Die Grundlage zur Deformation der deutschen Verfassungsordnung schuf der Bundeskanzler, der den Beginn des Krieges gegen die "soziale Ungerechtigkeit" einläutete, Willy Brandt. Mit seiner Forderung "Mehr Demokratie wagen" wurde gleichzeitig die Devise verkündet: "Auf Freiheiten verzichten". Mit dem Vorrang der Demokratie gegenüber der Freiheit ging nicht bloß eine Gewichtsverlagerung, sondern mehr noch eine Wertung in "gut" und "böse" einher. Wer auf Freiheiten pochte, wurde als undemokratisch verketzert. Freie Marktwirtschaft ist seither "böse", "soziale Gerechtigkeit" "gut". Individuelle Verhaltensweisen, die zuvor der freien Entscheidung des Einzelnen oblagen, wurden mehr und mehr zur "demokratischen" Disposition gestellt. Die Idee der Demokratie wurde dabei zunehmend beschnitten, indem einem einzelnen Teilaspekt der Demokratie – Entscheidungen über Abstimmungsverfahren herbeizuführen – die Dominanz eingeräumt wurde.

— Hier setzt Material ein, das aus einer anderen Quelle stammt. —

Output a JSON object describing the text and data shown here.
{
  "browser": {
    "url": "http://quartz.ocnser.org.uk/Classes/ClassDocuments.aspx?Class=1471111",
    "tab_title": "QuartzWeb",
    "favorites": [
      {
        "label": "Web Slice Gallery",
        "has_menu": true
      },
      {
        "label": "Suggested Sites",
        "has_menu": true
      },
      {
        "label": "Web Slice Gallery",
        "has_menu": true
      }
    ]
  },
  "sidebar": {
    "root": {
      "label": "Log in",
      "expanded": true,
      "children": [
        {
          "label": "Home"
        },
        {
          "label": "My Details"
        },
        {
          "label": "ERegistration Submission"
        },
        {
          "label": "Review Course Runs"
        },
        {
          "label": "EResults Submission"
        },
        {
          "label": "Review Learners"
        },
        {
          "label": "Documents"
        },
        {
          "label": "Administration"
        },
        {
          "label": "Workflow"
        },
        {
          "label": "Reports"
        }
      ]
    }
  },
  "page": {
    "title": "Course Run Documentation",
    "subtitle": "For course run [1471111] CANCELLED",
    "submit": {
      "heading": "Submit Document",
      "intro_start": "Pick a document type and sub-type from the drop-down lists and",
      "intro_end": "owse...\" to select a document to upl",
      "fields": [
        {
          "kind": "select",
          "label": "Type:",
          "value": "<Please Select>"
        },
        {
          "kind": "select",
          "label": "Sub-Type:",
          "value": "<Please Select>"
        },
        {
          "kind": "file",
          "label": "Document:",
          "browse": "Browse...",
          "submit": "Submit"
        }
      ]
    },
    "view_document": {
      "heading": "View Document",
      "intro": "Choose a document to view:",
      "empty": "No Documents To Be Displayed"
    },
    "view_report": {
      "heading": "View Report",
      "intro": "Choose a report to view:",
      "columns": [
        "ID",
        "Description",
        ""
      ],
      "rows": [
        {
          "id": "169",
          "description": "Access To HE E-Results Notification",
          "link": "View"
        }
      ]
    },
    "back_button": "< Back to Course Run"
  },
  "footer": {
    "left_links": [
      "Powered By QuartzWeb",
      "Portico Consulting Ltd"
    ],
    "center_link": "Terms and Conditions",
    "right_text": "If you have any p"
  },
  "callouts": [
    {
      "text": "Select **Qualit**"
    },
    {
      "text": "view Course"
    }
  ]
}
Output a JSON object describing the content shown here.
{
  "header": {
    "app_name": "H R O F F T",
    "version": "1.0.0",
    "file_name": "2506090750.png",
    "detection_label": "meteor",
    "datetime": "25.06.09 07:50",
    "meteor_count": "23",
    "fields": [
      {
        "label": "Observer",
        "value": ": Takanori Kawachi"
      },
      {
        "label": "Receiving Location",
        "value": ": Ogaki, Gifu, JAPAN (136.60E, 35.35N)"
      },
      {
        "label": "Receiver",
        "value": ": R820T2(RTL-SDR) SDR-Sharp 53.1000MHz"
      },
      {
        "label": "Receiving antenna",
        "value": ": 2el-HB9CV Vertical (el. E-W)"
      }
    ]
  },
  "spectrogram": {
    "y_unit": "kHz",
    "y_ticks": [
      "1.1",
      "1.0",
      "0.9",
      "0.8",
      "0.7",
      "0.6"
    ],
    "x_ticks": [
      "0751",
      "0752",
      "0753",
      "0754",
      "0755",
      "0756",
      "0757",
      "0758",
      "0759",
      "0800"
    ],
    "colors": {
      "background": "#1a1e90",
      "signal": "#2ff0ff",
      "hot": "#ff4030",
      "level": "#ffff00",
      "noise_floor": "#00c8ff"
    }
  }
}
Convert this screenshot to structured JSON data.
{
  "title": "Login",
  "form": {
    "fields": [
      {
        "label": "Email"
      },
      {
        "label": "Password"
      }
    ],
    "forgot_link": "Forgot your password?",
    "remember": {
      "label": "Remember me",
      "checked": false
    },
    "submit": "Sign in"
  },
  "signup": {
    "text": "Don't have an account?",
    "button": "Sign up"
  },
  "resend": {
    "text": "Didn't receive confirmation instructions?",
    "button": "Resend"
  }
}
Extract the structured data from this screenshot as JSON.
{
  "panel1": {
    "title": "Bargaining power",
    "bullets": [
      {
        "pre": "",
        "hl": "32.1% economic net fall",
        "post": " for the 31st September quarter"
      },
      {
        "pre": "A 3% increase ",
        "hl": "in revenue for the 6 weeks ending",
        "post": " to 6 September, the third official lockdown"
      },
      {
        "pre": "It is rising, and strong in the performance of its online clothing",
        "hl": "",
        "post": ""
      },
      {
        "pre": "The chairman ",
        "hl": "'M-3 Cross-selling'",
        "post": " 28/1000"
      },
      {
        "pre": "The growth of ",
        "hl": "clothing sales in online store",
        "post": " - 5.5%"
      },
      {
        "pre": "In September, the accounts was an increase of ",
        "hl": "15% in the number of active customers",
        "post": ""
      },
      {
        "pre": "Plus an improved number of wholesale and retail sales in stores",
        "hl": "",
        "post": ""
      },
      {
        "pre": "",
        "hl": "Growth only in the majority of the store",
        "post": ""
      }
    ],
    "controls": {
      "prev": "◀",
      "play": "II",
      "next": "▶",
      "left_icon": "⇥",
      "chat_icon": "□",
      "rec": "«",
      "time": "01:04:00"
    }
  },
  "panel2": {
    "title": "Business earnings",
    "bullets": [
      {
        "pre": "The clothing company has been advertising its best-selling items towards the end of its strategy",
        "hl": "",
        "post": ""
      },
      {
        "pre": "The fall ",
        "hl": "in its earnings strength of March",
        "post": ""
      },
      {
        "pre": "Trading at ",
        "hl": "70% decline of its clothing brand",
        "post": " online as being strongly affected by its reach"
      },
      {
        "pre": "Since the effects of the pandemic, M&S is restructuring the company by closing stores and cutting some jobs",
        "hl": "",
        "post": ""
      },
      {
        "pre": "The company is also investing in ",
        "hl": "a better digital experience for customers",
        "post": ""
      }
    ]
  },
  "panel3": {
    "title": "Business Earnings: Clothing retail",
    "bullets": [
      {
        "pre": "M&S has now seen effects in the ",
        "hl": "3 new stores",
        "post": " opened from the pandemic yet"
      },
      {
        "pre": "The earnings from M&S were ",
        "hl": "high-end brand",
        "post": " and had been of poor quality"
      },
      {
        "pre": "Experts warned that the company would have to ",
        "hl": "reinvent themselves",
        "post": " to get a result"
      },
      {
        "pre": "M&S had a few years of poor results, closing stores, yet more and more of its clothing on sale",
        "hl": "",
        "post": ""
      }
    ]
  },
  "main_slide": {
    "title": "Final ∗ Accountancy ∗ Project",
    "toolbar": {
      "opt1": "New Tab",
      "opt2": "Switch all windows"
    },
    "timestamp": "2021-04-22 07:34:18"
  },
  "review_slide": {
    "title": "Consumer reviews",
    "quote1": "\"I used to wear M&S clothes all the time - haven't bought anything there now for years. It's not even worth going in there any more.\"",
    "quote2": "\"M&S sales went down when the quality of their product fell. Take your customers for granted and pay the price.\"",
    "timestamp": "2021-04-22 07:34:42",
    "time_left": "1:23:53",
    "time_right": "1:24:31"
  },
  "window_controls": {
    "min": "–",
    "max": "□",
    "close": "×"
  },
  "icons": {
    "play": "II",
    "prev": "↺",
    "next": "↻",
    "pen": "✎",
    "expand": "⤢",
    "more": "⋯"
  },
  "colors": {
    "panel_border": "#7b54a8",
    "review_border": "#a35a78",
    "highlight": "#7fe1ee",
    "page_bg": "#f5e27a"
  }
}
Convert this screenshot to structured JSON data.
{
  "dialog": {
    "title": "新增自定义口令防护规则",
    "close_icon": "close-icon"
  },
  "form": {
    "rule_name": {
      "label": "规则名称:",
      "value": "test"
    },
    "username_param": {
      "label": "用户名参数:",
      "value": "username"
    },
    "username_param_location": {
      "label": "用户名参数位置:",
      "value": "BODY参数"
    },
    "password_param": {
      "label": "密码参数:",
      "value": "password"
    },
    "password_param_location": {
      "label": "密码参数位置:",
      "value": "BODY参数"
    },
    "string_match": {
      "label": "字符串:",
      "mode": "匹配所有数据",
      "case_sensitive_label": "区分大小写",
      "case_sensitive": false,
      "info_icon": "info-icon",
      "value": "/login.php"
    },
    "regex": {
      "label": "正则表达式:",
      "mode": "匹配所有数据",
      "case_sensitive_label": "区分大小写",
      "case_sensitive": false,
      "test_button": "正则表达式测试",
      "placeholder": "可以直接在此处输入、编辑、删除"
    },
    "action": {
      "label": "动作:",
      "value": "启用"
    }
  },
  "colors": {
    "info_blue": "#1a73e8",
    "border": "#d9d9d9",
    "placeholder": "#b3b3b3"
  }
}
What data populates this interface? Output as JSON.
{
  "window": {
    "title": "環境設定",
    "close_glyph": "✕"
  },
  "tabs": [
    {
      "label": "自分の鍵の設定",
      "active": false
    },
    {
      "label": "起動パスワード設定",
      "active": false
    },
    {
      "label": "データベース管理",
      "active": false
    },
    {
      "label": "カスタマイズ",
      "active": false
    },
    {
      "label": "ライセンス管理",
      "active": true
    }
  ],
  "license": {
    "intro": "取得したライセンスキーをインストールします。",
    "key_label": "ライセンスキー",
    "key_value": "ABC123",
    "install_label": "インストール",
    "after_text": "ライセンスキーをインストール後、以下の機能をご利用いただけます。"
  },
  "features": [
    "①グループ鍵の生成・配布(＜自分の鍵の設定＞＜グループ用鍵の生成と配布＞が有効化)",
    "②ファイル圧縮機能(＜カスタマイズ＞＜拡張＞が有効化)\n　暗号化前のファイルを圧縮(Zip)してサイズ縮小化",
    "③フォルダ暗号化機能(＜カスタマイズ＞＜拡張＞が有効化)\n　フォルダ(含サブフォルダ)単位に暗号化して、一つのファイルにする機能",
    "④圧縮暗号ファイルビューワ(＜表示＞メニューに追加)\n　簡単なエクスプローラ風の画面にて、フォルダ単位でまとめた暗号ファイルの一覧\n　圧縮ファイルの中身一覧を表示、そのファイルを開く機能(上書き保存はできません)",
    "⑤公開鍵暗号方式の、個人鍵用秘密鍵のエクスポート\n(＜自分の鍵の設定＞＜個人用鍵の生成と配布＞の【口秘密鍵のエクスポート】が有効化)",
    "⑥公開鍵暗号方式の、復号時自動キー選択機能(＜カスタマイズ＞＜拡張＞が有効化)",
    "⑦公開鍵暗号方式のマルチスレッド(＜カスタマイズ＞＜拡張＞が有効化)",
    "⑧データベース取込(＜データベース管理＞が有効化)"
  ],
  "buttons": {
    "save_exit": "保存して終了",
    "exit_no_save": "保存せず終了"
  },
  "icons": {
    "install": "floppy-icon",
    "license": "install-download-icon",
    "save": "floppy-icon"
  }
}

Das Grundprinzip der Demokratie, daß mit einer Entscheidung gegen den Willen Beteiligter keine Grundrechte verletzt sein dürfen, wird heute kaum noch diskutiert. Der Wirtschaftswissenschaftler und Sozialphilosoph Friedrich August von Hayek hat schon früher von der Gefahr gesprochen, daß die Demokratie dadurch zu einer Diktatur der Mehrheit über die Minderheit verkommen kann. Gerade die "sozial gerechte" Allzweckwaffe der Umverteilung fordert dies geradezu heraus. Die minderbemittelte Mehrheit zwingt die relativ reichere Minderheit zur Einkommens- und Vermögensabgabe. Wird berücksichtigt, daß die Finanzierung der Umverteilung teilweise über den Aufbau immenser Staatsschulden erfolgt, die mindestens zwanzig nachfolgende Generationen ungefragt belasten, besteht in Deutschland sogar die Diktatur einer Minderheit (der aktuell lebenden Schuldenmacher) über die Mehrheit (der nachfolgenden Generationen, die diese Schulden bezahlen sollen).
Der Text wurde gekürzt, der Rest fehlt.